Saturday, September 15, 2007

Not to Crowle yet

We set out this morning to go to Crowle. We are fated not to go to Crowle as yet.
Both of us woke up early - around six - and we finished up getting up not much later. It takes virtually three hours to get ourselves sorted out in the morning when we’re tenting. Three different locations in two tents in four days. Certainly the new tent allowed us to stand upright - a great joy for homo erectus - and after we’d had tea, we sat inside and read - or blogged, as in my case.
The site was quieter than the one the night before, but there was still an ongoing motor cavalcade hum going on in our left ears.
Anyway, we began heading towards Crowle, and found that the Sat Nav seemed to be taking us in a rather long way round route, which required us to go towards Birmingham, virtually, before we went south again. The day wasn’t that exciting in terms of the weather, and we read on one of the electronic road signs that there was some blockage with long queues on the road we were about to take, and I was feeling too tired to cope with dragging through snail-pace traffic - and I think Celia was too.
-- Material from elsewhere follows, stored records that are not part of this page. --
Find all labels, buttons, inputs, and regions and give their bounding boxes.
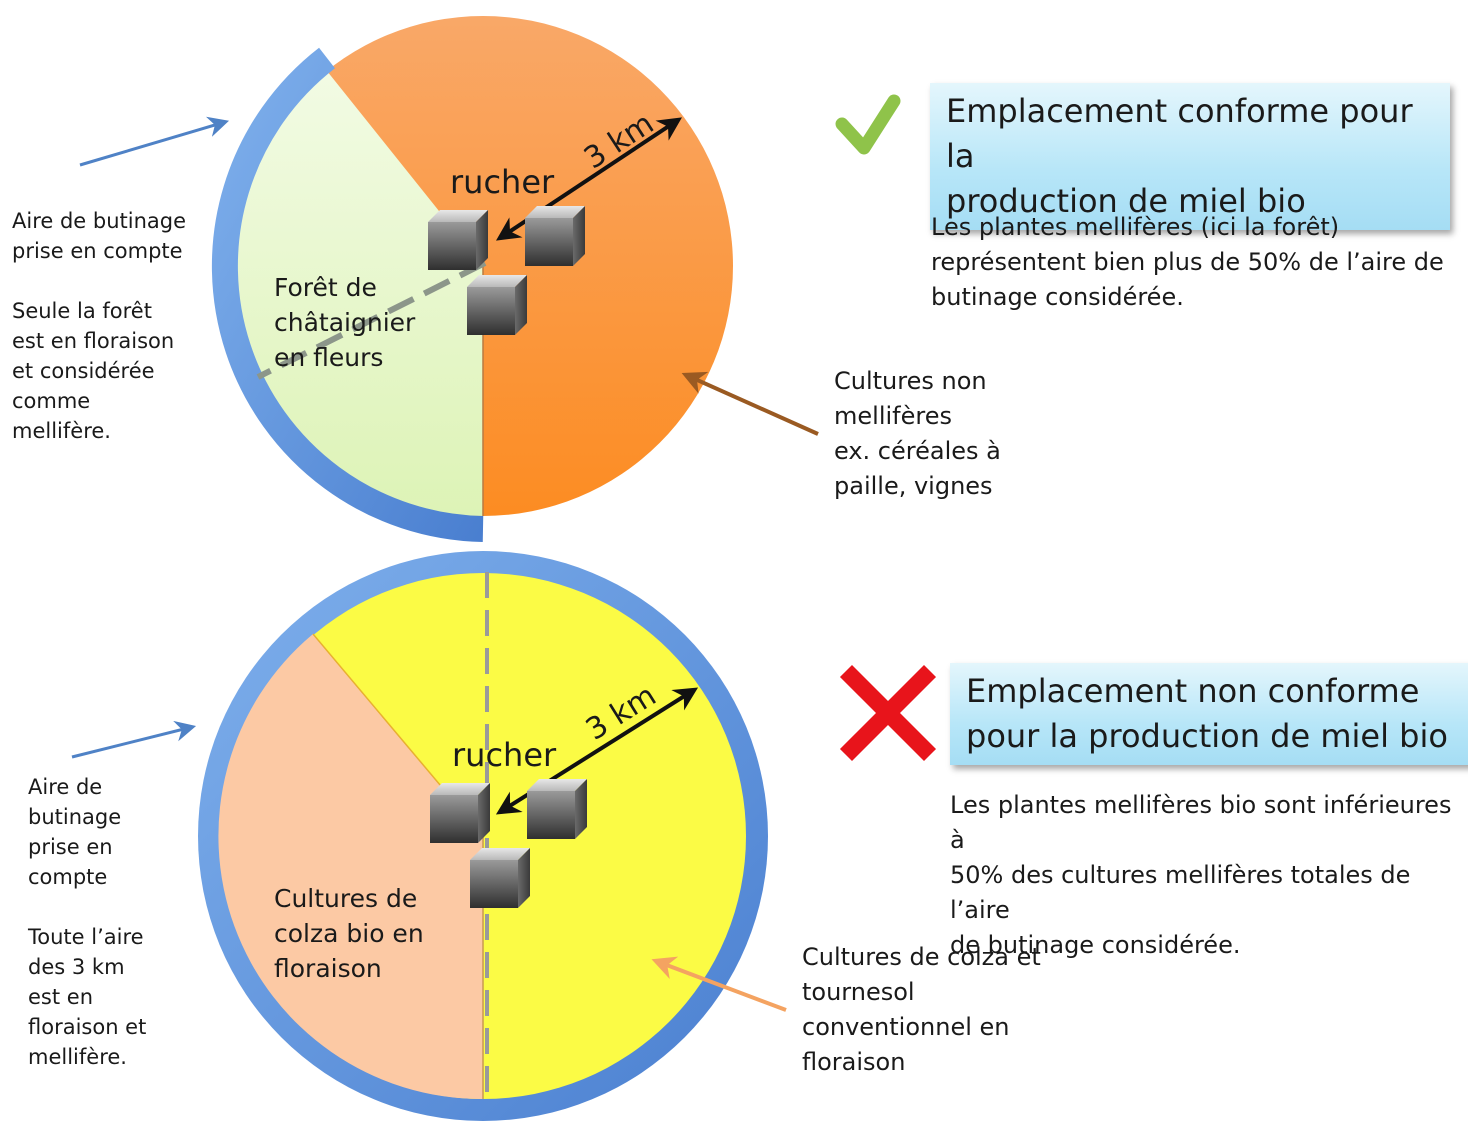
bottom-hive-1-icon — [430, 783, 490, 843]
bottom-ring-pointer-arrow — [71, 720, 197, 759]
top-apiary-label: rucher — [450, 163, 555, 201]
top-dashed-line — [256, 260, 487, 380]
top-hive-1-icon — [428, 210, 488, 270]
cross-icon — [839, 664, 937, 762]
bottom-hive-3-icon — [470, 848, 530, 908]
bottom-crop-pointer-arrow — [651, 956, 787, 1012]
top-hive-3-icon — [467, 275, 527, 335]
top-foraging-circle — [211, 16, 733, 542]
top-hive-2-icon — [525, 206, 585, 266]
bottom-hive-2-icon — [527, 779, 587, 839]
top-ring-pointer-arrow — [79, 116, 230, 167]
check-icon — [835, 94, 901, 155]
top-verdict-description: Les plantes mellifères (ici la forêt)rep… — [931, 213, 1444, 311]
bottom-apiary-label: rucher — [452, 736, 557, 774]
bottom-verdict-description: Les plantes mellifères bio sont inférieu… — [950, 791, 1452, 959]
bottom-organic-rapeseed-sector — [218, 634, 484, 1100]
top-foraging-ring — [211, 47, 484, 542]
top-crop-pointer-arrow — [681, 371, 819, 436]
top-forest-sector — [233, 71, 483, 516]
In the end, since we were heading towards Lichfield (where we were booked in for tonight and tomorrow in a hotel) anyway, we decided to have a day that didn’t consist of driving. Instead we went straight onto Lichfield, found a parking building, and wandered around the town.
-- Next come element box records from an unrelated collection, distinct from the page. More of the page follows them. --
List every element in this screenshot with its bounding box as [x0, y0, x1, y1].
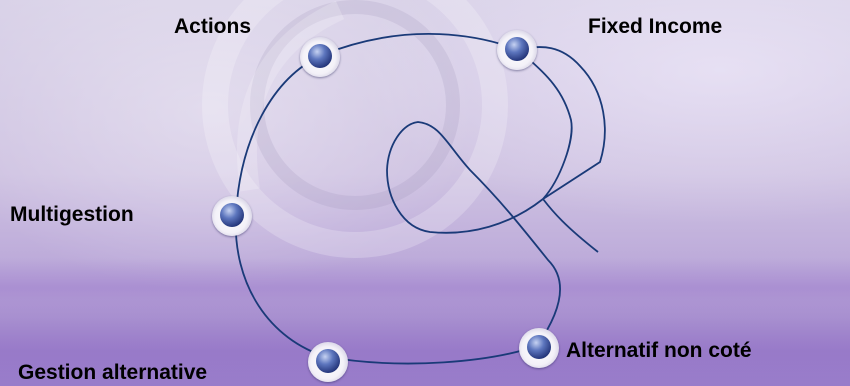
node-fixed-income-icon: [497, 30, 537, 70]
label-gestion-alternative: Gestion alternative: [18, 362, 207, 383]
label-multigestion: Multigestion: [10, 204, 134, 225]
node-gestion-alternative-icon: [308, 342, 348, 382]
label-actions: Actions: [174, 16, 251, 37]
cycle-line: [236, 34, 605, 364]
label-fixed-income: Fixed Income: [588, 16, 722, 37]
label-alternatif-non-cote: Alternatif non coté: [566, 340, 752, 361]
node-alternatif-non-cote-icon: [519, 328, 559, 368]
node-multigestion-icon: [212, 196, 252, 236]
node-actions-icon: [300, 37, 340, 77]
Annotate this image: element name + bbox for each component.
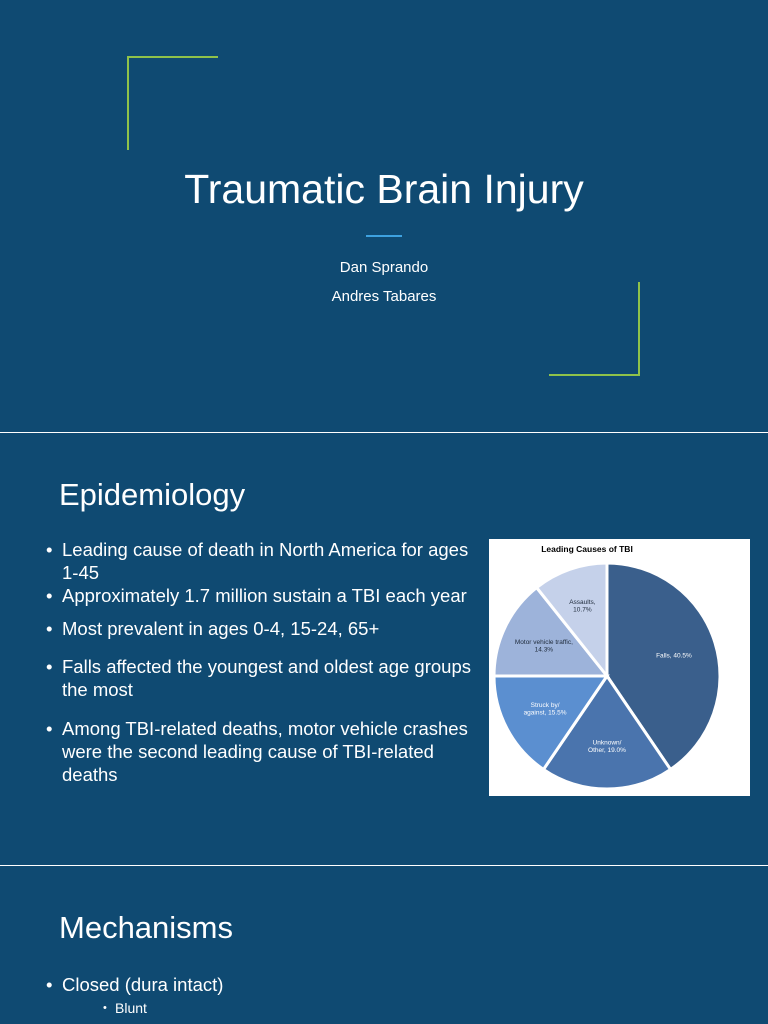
- bullet-list: Closed (dura intact): [46, 973, 726, 996]
- bullet-item: Approximately 1.7 million sustain a TBI …: [46, 584, 478, 607]
- corner-accent-top-left: [127, 56, 129, 150]
- slice-label: Struck by/against, 15.5%: [524, 702, 567, 717]
- title-slide: Traumatic Brain Injury Dan Sprando Andre…: [0, 0, 768, 432]
- slice-label: Assaults,10.7%: [569, 599, 596, 614]
- bullet-item: Closed (dura intact): [46, 973, 726, 996]
- bullet-item: Leading cause of death in North America …: [46, 538, 478, 584]
- mechanisms-slide: Mechanisms Closed (dura intact) Blunt: [0, 866, 768, 1024]
- bullet-item: Most prevalent in ages 0-4, 15-24, 65+: [46, 617, 478, 640]
- pie-slice: [492, 585, 611, 678]
- pie-slice: [541, 673, 673, 791]
- bullet-item: Among TBI-related deaths, motor vehicle …: [46, 717, 478, 786]
- slice-label: Motor vehicle traffic,14.3%: [515, 639, 573, 654]
- pie-chart-svg: Leading Causes of TBI Falls, 40.5% Unknow…: [492, 544, 722, 791]
- sub-bullet-item: Blunt: [103, 998, 147, 1018]
- corner-accent-bottom-right: [638, 282, 640, 376]
- author-name: Dan Sprando: [339, 259, 429, 276]
- author-name: Andres Tabares: [331, 288, 437, 305]
- slice-label: Unknown/Other, 19.0%: [588, 739, 626, 754]
- corner-accent-top-left: [128, 56, 218, 58]
- pie-slice: [492, 674, 610, 772]
- presentation-title: Traumatic Brain Injury: [184, 166, 584, 212]
- pie-chart: Leading Causes of TBI Falls, 40.5% Unknow…: [489, 539, 750, 796]
- corner-accent-bottom-right: [549, 374, 640, 376]
- epidemiology-slide: Epidemiology Leading cause of death in N…: [0, 433, 768, 865]
- slide-heading: Epidemiology: [59, 477, 246, 512]
- slide-heading: Mechanisms: [59, 910, 233, 945]
- pie-slice: [534, 561, 609, 681]
- slice-label: Falls, 40.5%: [656, 652, 692, 659]
- pie-slice: [605, 561, 722, 772]
- title-underline: [366, 235, 402, 237]
- bullet-item: Falls affected the youngest and oldest a…: [46, 655, 478, 701]
- chart-title: Leading Causes of TBI: [541, 544, 633, 554]
- sub-bullet-list: Blunt: [103, 998, 147, 1018]
- bullet-list: Leading cause of death in North America …: [46, 538, 478, 786]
The weather gradually improved, and we checked out the usual places: charity shops, secondhand bookshops, and so on, and visited the Samuel Johnson museum. Had a pub lunch, and headed on towards the Cathedral. (Which had its spire toppled by the Roundheads).
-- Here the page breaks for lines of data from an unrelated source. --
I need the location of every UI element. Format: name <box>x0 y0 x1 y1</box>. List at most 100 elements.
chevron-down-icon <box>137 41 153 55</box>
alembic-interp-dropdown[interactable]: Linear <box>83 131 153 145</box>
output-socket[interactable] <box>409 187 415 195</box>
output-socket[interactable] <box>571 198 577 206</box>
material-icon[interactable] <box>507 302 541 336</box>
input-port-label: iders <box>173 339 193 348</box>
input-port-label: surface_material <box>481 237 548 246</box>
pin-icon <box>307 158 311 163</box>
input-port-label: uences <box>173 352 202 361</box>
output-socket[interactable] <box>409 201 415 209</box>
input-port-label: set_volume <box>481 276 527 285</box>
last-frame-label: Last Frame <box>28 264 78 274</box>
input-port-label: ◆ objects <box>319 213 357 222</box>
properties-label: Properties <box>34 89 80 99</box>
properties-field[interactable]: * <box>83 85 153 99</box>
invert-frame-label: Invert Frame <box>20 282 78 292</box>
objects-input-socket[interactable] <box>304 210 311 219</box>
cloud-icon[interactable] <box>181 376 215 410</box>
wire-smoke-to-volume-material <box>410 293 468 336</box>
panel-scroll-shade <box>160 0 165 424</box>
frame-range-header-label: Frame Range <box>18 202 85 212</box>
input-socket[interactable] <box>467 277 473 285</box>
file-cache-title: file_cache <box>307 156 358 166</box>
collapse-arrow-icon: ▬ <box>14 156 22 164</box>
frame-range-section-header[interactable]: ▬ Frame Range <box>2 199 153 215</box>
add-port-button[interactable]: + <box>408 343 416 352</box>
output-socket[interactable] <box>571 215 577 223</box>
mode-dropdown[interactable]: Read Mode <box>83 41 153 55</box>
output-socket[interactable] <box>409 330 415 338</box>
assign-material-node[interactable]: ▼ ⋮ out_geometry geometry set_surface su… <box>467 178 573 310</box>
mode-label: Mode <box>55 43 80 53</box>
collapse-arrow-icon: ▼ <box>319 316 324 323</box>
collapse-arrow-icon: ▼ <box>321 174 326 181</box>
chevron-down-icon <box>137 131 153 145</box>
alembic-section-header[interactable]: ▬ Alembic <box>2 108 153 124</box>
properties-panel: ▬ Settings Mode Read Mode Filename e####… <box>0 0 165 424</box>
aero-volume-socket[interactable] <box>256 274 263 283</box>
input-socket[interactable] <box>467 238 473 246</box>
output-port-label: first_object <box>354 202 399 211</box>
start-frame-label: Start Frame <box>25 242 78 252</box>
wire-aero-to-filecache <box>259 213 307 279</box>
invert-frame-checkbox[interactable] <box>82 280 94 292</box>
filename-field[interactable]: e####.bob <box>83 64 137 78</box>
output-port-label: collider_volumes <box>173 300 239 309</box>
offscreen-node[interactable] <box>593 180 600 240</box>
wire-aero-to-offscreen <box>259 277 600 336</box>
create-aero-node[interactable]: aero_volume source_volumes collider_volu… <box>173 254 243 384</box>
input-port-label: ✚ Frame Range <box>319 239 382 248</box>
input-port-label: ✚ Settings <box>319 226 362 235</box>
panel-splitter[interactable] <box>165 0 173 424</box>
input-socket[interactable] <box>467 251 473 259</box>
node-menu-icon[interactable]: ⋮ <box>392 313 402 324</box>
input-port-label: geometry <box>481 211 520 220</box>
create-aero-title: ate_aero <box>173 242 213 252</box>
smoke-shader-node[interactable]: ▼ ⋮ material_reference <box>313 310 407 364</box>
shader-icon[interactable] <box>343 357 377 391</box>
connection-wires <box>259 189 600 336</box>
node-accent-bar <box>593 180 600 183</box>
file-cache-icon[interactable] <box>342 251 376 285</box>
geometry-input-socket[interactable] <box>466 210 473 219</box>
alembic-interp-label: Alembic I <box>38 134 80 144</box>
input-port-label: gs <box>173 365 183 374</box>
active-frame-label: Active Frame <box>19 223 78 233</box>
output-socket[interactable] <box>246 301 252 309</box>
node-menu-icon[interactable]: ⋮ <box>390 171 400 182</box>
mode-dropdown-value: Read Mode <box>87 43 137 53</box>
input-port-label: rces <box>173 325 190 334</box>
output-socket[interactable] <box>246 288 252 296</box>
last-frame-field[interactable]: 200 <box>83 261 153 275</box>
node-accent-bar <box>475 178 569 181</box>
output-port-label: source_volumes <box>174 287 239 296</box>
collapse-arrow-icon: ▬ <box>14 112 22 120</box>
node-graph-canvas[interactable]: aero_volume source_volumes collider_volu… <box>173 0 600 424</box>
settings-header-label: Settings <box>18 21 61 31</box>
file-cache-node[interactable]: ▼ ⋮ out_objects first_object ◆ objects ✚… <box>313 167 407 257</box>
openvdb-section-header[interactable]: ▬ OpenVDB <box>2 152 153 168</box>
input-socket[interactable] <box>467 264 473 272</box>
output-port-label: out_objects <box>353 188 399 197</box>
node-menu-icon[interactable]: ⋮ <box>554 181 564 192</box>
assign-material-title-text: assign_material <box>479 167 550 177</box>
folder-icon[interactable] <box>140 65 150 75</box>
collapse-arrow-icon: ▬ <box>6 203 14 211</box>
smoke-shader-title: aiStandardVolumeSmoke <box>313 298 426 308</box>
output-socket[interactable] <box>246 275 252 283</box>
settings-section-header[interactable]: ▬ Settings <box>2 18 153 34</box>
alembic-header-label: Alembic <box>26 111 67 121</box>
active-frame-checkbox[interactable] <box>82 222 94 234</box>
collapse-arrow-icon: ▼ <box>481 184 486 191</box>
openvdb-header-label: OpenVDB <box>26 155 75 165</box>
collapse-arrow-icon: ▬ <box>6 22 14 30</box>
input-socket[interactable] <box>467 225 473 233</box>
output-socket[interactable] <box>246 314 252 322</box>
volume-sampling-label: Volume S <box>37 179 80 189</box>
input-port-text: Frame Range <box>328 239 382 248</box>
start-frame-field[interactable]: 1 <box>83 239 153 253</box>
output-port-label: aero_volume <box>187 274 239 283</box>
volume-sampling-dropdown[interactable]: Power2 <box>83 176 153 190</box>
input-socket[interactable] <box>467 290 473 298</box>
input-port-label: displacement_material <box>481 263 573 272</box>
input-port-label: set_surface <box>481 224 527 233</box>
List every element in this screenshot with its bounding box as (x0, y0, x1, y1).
The Cathedral entrance is just extraordinary: dozens of statues of saints and kings, many of them lifesize, fitted into the face of the building. And there are dozens more inside. At first the place struck me as being overly militaristic in its trappings, with a lot of memorials dedicated to people who died in various wars, but it improved as we went on. And we discovered that Bishop Selwyn has his resting place there. He has a great deal to do with New Zealand, so that was a bonus. As was meeting a New Zealander at the door - he was welcoming people as they came in. Both Celia and I felt we knew him, once he started talking about himself a bit, but he didn’t seem to know us. I knew his mother, however: she’s the Anglican minister in Stewart Island.
(It’s been a strange thing that we haven’t met anyone we know from New Zealand since we’ve been here: usually NZeders are thick on the ground.)
The stained-glass window around the main altar is dazzling, full of wonderful colours. Much of it was rescued from a convent on the Continent, bought for £200 and sold to the cathedral for the same amount. The glass was then restored into its new location.
Finally we found our hotel where I’m blogging and Celia’s snoozing. She was tired.